Why Android Still Needs Samsung’s Chips

Pretty much all Samsung users, especially the ones who buy flagship Galaxy phones, complain that they don’t want the company’s native Exynos chip on their phone—and understandably so. After all, Exynos chips have historically proven to be grossly inferior to their Snapdragon counterparts.

So, should Samsung just dump Exynos once and for all? Probably not. Granted, Exynos is not the best, but halting its development would actually end up hurting you as a consumer. Let’s take a look at why the Exynos processor is important for both Samsung and Android.


1. Exynos Helps Make Samsung Phones More Affordable

Samsung is one of the largest chip makers in the world. Without the Exynos lineup of chips, the semiconductor industry would lose a major competitor. That would be bad news because, as a consumer, you want there to be as much competition as possible, so you can enjoy cheaper prices as companies compete for your dollar.

If Samsung were to quit the market, Qualcomm would have more leverage over the South Korean giant and could charge it more for its Snapdragon processors to be put in flagship Galaxy devices.

That would increase the cost of production for Samsung which the company would then have to pass on to the consumer. You’d end up paying more when upgrading to a new phone.

2. Exynos Forces Qualcomm to Innovate

Snapdragon 8 Gen 2 for Galaxy chipset
Image Credit: Samsung

Competition also gives Qualcomm an incentive to innovate and make faster and more efficient chips. Some argue that Qualcomm’s biggest competition is not Samsung’s Exynos but Apple Silicon, so it’d keep innovating anyway—but that’s not true.

Although it’d be an achievement, beating Apple Silicon is not the primary reason Qualcomm does so much R&D. Instead, it does so to remain the best alternative within the Android space. This dominance is what allows the company to justify the premium it charges and remain the default chip supplier for flagship Android phones.

Without Samsung, Qualcomm would not feel the urgency to innovate anymore due to the lack of options in the market. This, again, would end up hurting consumers as we’re made to settle for chips with negligible improvements year after year.

3. Custom Chips Are More Optimized

If you’re into tech, you’re aware that one of the reasons the iPhone works so well is due to the synergy of its hardware and software. Since Apple Silicon is fully customized, the company has endless control over it and can optimize it to best work with iOS.

Similarly, the custom-made Google Tensor chip (which is actually co-developed with Samsung) is what makes Pixel phones unique. It allows for excellent computational photography, image and speech recognition, live translation, and software features. So even though Snapdragon chips are more powerful, no Pixel fan would give up Tensor for it.

The point here is that Qualcomm is an independent semiconductor supplier which means it sells to all Android companies. So although it’s very powerful, it’s still an off-the-shelf, one-size-fits-all solution and cannot allow for model-specific optimization.

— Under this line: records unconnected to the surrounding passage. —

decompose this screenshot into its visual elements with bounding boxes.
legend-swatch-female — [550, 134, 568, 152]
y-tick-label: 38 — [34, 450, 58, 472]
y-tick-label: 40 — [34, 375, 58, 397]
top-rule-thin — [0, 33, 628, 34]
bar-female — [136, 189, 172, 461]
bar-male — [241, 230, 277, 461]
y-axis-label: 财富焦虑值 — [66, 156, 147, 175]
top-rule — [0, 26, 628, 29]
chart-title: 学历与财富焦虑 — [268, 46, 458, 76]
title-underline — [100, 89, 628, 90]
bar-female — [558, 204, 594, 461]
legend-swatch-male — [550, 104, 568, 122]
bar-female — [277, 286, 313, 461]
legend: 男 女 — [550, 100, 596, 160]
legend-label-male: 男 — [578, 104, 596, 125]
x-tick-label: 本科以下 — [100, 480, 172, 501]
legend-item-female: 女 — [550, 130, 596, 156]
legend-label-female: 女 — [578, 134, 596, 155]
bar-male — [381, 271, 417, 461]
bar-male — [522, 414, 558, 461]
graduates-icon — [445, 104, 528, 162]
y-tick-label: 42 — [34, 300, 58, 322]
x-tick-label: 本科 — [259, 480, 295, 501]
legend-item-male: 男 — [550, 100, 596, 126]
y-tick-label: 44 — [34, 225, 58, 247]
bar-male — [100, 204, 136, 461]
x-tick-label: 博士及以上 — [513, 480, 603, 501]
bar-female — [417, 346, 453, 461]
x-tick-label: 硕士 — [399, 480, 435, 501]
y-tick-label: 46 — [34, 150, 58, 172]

Ideally, smartphone companies should design their own processors so they can optimize them to best work with their software. Halting the development of Exynos would be guaranteeing that Samsung phones will never become as efficient and optimized as iPhones.

4. Exynos May Outdo Snapdragon in the Future

galaxy s23 ultra gaming
Image Credit: Samsung

Most smartphone companies buy third-party chips instead of making their own due to the extensive costs and expertise required to set up research and manufacturing facilities. And this is where Samsung has a clear advantage.

In fact, Samsung is the only major Android company in the world that not only designs its chips but also manufactures them at its own foundry. Apple designs its own chips too, but the actual manufacturing is done by TSMC.

Since Samsung is primarily a hardware company, it’s not an unreasonable assumption that within a few years, it may be able to compete with—if not outperform—Qualcomm’s Snapdragon chips. It may even rename its chip lineup to move away from the bad rep that Exynos has.

Why Samsung Needs Exynos

Exynos understandably doesn’t have a good image, and Samsung has done its customers a disservice in the past by putting it in some variants of its flagship phones. But it’s good that Samsung is still working on the range, and that it may even make a comeback in future devices.

Up until Exynos becomes capable enough, Samsung should continue using Snapdragon chips for all its flagship devices—as it did with the Galaxy S23 series. But once it evolves, Galaxy users can all benefit from the improvements it’ll bring. It’s unclear when that’ll happen, though.